The LLM kernel works. The OS does not.

This is a systems engineering problem now. Better models will not fix it. The teams that succeed will be the ones that build accordingly: circuit breakers, bounded scope, quality verification, connector monitoring, human checkpoints for irreversible actions.

What I've Learned Running Aria

Aria is my own AI assistant. She runs on a Contabo VPS, reports status to me via Telegram every morning, writes content drafts, manages a social posting pipeline. She's been running for months. When something breaks, I get an alert immediately.

The design principle that makes this work is permission tiers. Aria reads autonomously. She writes drafts with detailed logging. She does not touch anything irreversible without asking me first. Tweets need approval before publishing. Articles need approval before going live. This isn't because she's untrustworthy. It's because autonomous systems operating in the real world need human oversight at the moments that matter.

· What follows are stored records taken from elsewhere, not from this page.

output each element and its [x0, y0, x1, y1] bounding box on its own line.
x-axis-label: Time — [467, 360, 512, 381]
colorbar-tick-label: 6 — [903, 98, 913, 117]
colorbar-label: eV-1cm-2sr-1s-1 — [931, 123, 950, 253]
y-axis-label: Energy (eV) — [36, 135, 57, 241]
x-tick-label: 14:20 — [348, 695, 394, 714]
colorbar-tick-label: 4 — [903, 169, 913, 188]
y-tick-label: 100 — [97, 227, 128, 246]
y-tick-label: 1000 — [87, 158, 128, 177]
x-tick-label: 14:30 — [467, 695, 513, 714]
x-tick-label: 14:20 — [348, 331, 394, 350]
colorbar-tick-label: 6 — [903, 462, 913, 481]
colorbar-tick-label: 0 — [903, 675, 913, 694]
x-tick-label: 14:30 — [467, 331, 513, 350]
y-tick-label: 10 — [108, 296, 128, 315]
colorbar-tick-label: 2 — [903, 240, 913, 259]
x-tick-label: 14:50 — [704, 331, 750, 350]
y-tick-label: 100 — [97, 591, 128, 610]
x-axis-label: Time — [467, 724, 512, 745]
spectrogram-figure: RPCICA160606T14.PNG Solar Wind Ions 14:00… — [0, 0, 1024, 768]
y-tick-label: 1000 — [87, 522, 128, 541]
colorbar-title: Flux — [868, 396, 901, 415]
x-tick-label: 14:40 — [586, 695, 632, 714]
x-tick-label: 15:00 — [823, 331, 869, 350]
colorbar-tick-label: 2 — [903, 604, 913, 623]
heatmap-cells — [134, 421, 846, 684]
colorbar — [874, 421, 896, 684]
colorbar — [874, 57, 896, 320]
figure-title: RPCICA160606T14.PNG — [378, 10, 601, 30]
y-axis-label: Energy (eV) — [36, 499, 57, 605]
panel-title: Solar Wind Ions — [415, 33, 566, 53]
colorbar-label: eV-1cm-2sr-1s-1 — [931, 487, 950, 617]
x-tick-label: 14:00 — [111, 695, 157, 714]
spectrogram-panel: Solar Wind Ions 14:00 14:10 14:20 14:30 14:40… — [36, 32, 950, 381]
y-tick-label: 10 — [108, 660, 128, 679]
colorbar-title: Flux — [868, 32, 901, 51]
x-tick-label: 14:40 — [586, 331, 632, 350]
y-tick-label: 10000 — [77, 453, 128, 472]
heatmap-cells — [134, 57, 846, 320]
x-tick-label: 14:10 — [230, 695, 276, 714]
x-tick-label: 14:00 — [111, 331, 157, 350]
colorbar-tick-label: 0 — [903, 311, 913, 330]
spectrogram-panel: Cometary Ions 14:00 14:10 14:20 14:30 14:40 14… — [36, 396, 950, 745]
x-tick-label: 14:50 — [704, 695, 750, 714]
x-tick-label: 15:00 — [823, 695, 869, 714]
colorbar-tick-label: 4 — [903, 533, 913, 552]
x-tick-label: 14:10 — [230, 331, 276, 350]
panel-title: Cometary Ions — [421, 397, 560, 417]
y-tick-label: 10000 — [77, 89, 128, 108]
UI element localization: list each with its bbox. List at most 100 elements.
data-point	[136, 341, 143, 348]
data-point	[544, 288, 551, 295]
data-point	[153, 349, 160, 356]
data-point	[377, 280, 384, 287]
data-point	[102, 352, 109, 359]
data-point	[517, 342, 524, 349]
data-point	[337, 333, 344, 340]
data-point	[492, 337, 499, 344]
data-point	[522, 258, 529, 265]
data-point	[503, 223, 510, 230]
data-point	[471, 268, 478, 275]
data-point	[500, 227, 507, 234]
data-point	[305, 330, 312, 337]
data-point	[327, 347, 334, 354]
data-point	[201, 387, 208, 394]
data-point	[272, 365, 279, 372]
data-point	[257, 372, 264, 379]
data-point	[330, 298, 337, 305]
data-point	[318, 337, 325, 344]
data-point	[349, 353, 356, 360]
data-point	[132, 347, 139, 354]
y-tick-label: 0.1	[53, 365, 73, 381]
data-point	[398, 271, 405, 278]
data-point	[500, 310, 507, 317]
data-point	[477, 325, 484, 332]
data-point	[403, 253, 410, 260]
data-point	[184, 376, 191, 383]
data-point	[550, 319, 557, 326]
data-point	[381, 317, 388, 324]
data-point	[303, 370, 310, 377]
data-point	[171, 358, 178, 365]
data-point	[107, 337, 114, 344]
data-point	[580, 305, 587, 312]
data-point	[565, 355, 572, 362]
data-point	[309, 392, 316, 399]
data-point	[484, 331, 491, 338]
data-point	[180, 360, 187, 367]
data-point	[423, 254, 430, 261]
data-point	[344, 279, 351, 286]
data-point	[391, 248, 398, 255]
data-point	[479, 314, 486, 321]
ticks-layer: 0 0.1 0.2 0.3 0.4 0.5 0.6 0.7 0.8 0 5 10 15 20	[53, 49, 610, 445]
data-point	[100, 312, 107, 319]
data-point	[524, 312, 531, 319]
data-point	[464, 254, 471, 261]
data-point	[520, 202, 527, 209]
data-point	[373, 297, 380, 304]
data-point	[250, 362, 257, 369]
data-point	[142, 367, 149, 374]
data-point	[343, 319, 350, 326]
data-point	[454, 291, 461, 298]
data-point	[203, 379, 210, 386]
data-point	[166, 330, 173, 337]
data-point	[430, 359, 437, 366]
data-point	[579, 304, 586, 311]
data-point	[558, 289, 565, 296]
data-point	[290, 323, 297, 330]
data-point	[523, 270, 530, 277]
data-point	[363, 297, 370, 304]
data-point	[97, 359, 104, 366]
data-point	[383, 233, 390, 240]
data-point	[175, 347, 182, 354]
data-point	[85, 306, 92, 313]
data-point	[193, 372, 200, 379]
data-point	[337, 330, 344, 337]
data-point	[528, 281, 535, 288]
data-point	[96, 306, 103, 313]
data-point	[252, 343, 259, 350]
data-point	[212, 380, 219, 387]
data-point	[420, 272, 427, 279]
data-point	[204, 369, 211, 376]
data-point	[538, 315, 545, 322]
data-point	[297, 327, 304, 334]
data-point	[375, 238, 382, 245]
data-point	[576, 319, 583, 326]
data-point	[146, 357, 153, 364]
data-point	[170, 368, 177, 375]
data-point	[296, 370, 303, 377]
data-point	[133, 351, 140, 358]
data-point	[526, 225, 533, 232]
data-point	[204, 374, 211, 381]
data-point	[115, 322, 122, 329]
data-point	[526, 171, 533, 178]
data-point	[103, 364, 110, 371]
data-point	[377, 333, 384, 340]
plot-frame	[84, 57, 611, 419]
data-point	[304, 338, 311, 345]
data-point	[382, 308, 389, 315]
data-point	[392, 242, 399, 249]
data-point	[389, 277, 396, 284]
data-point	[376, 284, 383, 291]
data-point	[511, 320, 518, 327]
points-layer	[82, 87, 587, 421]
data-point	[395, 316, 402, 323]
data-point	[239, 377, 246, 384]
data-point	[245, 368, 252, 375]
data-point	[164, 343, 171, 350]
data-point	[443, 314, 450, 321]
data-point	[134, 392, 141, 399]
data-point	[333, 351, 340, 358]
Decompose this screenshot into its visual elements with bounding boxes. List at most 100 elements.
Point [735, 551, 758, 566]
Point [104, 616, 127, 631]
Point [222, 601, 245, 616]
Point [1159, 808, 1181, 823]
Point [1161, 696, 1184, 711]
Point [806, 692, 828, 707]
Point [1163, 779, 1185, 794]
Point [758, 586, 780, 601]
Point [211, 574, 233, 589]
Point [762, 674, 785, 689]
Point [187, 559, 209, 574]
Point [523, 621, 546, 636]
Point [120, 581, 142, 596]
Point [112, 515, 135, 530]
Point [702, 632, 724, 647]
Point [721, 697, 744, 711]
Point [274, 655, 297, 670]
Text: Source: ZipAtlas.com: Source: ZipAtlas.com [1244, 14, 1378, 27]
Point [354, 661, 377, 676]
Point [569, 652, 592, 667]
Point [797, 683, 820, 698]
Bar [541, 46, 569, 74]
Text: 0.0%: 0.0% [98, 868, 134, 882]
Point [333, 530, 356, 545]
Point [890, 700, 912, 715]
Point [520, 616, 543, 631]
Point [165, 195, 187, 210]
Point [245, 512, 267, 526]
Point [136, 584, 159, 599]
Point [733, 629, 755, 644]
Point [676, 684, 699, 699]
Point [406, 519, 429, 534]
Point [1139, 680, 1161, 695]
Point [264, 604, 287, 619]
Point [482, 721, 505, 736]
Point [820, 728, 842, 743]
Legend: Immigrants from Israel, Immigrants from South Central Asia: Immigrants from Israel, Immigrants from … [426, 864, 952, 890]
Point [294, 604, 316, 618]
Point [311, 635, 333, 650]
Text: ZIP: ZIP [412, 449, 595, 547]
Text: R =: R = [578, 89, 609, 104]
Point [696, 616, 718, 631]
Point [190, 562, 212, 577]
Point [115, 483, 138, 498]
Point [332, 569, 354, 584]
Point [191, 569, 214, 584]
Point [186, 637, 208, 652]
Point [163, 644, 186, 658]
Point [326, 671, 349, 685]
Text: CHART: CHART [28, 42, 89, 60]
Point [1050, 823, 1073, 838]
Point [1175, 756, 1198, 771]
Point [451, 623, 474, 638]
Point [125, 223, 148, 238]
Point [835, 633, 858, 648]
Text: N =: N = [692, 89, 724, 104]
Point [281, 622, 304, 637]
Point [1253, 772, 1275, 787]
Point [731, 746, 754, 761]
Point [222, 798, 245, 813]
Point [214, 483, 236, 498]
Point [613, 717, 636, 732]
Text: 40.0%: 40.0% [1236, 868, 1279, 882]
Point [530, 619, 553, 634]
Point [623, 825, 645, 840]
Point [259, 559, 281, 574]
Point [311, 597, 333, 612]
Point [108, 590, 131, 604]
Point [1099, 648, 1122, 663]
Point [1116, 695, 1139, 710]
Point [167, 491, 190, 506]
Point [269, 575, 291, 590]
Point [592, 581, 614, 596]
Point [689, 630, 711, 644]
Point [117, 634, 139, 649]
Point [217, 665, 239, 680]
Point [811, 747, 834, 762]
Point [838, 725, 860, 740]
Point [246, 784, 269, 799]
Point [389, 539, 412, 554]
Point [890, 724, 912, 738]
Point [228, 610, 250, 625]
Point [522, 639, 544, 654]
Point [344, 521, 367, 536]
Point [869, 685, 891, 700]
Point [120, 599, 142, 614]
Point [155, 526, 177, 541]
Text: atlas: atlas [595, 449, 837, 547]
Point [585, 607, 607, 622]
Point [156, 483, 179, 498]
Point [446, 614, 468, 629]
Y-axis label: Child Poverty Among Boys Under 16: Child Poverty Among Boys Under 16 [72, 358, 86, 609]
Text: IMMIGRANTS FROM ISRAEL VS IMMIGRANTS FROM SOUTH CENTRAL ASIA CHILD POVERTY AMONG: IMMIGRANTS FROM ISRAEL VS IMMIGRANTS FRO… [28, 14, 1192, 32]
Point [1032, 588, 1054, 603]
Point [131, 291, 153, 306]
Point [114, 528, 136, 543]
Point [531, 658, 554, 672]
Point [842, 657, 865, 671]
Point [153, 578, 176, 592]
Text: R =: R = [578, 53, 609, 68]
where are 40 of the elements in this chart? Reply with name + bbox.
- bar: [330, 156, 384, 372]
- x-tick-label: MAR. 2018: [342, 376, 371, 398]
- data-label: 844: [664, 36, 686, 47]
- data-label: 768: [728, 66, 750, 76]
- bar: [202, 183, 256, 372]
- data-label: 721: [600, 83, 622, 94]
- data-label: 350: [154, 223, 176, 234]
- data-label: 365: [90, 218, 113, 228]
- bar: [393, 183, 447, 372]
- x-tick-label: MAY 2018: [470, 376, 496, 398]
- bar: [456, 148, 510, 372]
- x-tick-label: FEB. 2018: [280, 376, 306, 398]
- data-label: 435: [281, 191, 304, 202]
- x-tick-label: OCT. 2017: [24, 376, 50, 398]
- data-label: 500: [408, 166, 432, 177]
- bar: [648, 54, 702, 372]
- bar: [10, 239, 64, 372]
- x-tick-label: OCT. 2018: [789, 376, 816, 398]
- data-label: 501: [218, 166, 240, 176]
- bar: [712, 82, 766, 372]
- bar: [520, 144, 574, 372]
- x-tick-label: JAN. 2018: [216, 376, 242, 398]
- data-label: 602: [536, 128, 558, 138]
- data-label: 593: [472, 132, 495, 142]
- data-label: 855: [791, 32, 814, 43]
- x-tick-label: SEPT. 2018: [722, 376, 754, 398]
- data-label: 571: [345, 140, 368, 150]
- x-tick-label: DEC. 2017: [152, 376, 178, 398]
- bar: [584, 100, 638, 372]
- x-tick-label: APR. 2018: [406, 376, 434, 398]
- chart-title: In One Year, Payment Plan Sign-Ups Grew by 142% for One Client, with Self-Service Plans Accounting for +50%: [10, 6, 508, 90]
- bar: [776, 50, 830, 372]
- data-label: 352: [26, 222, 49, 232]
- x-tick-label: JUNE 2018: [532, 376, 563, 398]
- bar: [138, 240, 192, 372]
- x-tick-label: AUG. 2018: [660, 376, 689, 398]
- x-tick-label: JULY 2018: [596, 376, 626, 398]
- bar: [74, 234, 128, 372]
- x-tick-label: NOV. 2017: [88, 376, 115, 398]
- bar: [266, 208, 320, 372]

The other principle is immediate failure visibility. If a cron job fails, I know within minutes. If an API call errors, it gets logged and flagged. Silent failures are the worst failures. The LangSmith SSL incident proves that visibility into infrastructure health is not optional, it's the difference between a five-minute incident and a three-month one.

The 47-duplicate-message scenario doesn't happen with a circuit breaker and a gatekeeper. The Replit incident wouldn't happen with a permission-tier model that requires human approval for irreversible operations. These patterns aren't theoretical. They're the difference between agents that run and agents that embarrass you.

Build for the failure mode before it happens. Not after.